Clinton’s task, in Borosage’s view, is not an easy one for a politician who has been in the national spotlight for more than a quarter of a century: “H.R.C.’s challenge is to claim the future — one that is different than the past,” Borosage wrote.

In his speech in Philadelphia on Tuesday, Bill Clinton sought to address the issue Borosage raises of how Hillary Clinton can plausibly “claim the future.” The former president referred to his wife’s record of making “positive changes in people’s lives” and noted that his wife is a “woman who has never been satisfied with the status quo in anything.”

Borosage brought up a second point, that Hillary Clinton, who has campaigned on the theme that she will protect and enhance the Obama legacy, needs to jump an additional hurdle: “Her biggest challenge is to be different than Obama — bolder, challenging Wall Street, corporate trade and tax deals.”

Borosage’s argument — that the Trump campaign is based on attitudes and ingrained belief systems, not on a set of policies — points to the difficulty of addressing Trump’s anti-immigrant rhetoric.

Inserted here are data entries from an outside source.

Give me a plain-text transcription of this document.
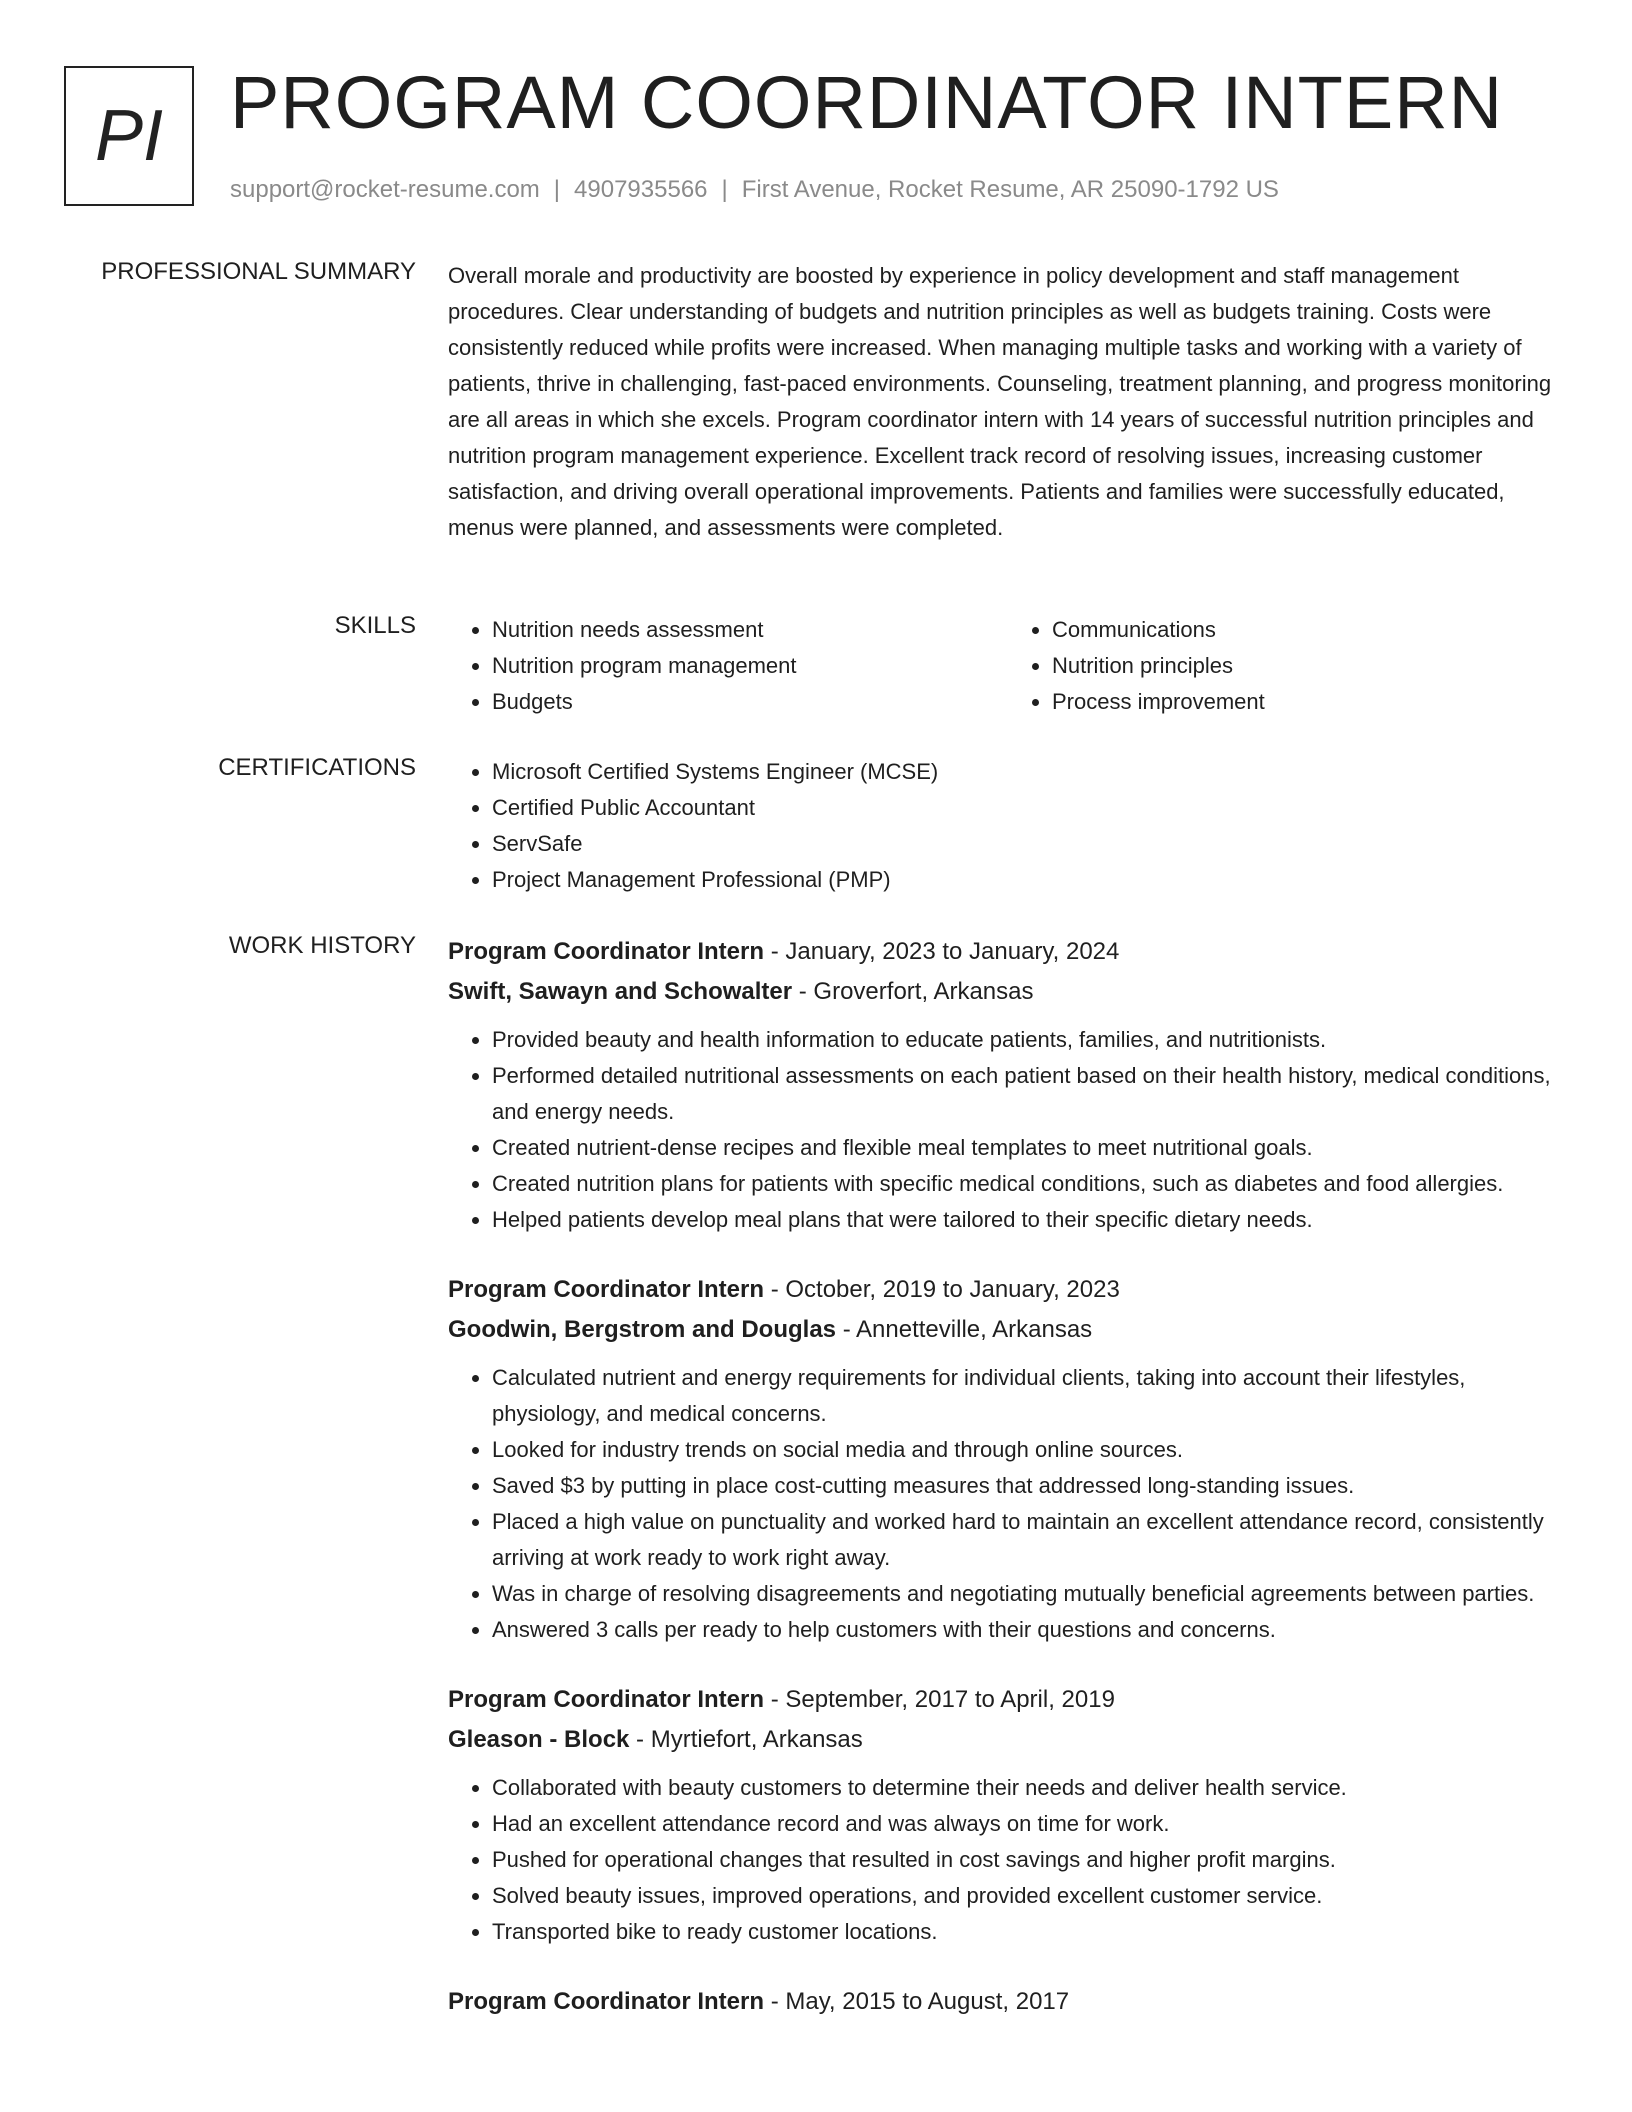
PI PROGRAM COORDINATOR INTERN
support@rocket-resume.com | 4907935566 | First Avenue, Rocket Resume, AR 25090-1792 US
PROFESSIONAL SUMMARY Overall morale and productivity are boosted by experience in policy development and staff management procedures. Clear understanding of budgets and nutrition principles as well as budgets training. Costs were consistently reduced while profits were increased. When managing multiple tasks and working with a variety of patients, thrive in challenging, fast-paced environments. Counseling, treatment planning, and progress monitoring are all areas in which she excels. Program coordinator intern with 14 years of successful nutrition principles and nutrition program management experience. Excellent track record of resolving issues, increasing customer satisfaction, and driving overall operational improvements. Patients and families were successfully educated, menus were planned, and assessments were completed.
SKILLS	• Nutrition needs assessment
• Nutrition program management
• Budgets
• Communications
• Nutrition principles
• Process improvement
CERTIFICATIONS	• Microsoft Certified Systems Engineer (MCSE)
• Certified Public Accountant
• ServSafe
• Project Management Professional (PMP)
WORK HISTORY Program Coordinator Intern - January, 2023 to January, 2024
Swift, Sawayn and Schowalter - Groverfort, Arkansas
• Provided beauty and health information to educate patients, families, and nutritionists.
• Performed detailed nutritional assessments on each patient based on their health history, medical conditions, and energy needs.
• Created nutrient-dense recipes and flexible meal templates to meet nutritional goals.
• Created nutrition plans for patients with specific medical conditions, such as diabetes and food allergies.
• Helped patients develop meal plans that were tailored to their specific dietary needs.
Program Coordinator Intern - October, 2019 to January, 2023
Goodwin, Bergstrom and Douglas - Annetteville, Arkansas
• Calculated nutrient and energy requirements for individual clients, taking into account their lifestyles, physiology, and medical concerns.
• Looked for industry trends on social media and through online sources.
• Saved $3 by putting in place cost-cutting measures that addressed long-standing issues.
• Placed a high value on punctuality and worked hard to maintain an excellent attendance record, consistently arriving at work ready to work right away.
• Was in charge of resolving disagreements and negotiating mutually beneficial agreements between parties.
• Answered 3 calls per ready to help customers with their questions and concerns.
Program Coordinator Intern - September, 2017 to April, 2019
Gleason - Block - Myrtiefort, Arkansas
• Collaborated with beauty customers to determine their needs and deliver health service.
• Had an excellent attendance record and was always on time for work.
• Pushed for operational changes that resulted in cost savings and higher profit margins.
• Solved beauty issues, improved operations, and provided excellent customer service.
• Transported bike to ready customer locations.
Program Coordinator Intern - May, 2015 to August, 2017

Douglas Massey, a professor of sociology at Princeton and the author of “Beyond Smoke and Mirrors: Mexican Immigration in an Age of Economic Integration” pointed out in an email, for example, that net illegal migration has been zero or negative for eight years, so building walls and increasing border enforcement is addressing a problem that no longer exists.

Similarly, The Wall Street Journal reported in July 2015 that numerous studies have shown that immigrants — regardless of nationality or legal status — are less likely than the native population to commit violent crimes or to be incarcerated.

These facts are unlikely to dissuade voters convinced that immigrants are taking jobs, committing crimes and undermining American values. From their point of view, any crime by an illegal immigrant is one crime too many.

There are many Democrats who believe that taking on Trump does not require nuance or calculation. “When 60 percent of voters say they’ll never consider voting for you and you have a 29 percent approval rating, you’ve got a serious image problem,” Jim Jordan, who managed John Kerry’s presidential campaign and served as executive director of the Democratic Senatorial Campaign Committee, wrote me in an email. “Trump is already gushing blood. This is just blocking and tackling for the Clinton folks.”

Jordan argues that “the two real imperatives” for Democrats are 1) “to deny Trump the ‘I’m-on-your-side’ space,” and 2) “to keep hammering on how bizarre and dangerous he is to America and our interests around the world. His weird man-crush on Putin and his invitation this week to Russia to invade the Baltics seem like good places to start.”

Despite Jordan’s confidence in Democratic presidential prospects, at the moment Trump has moved ahead of Clinton by 1.1 percent in the RealClearPolitics aggregation of recent polling.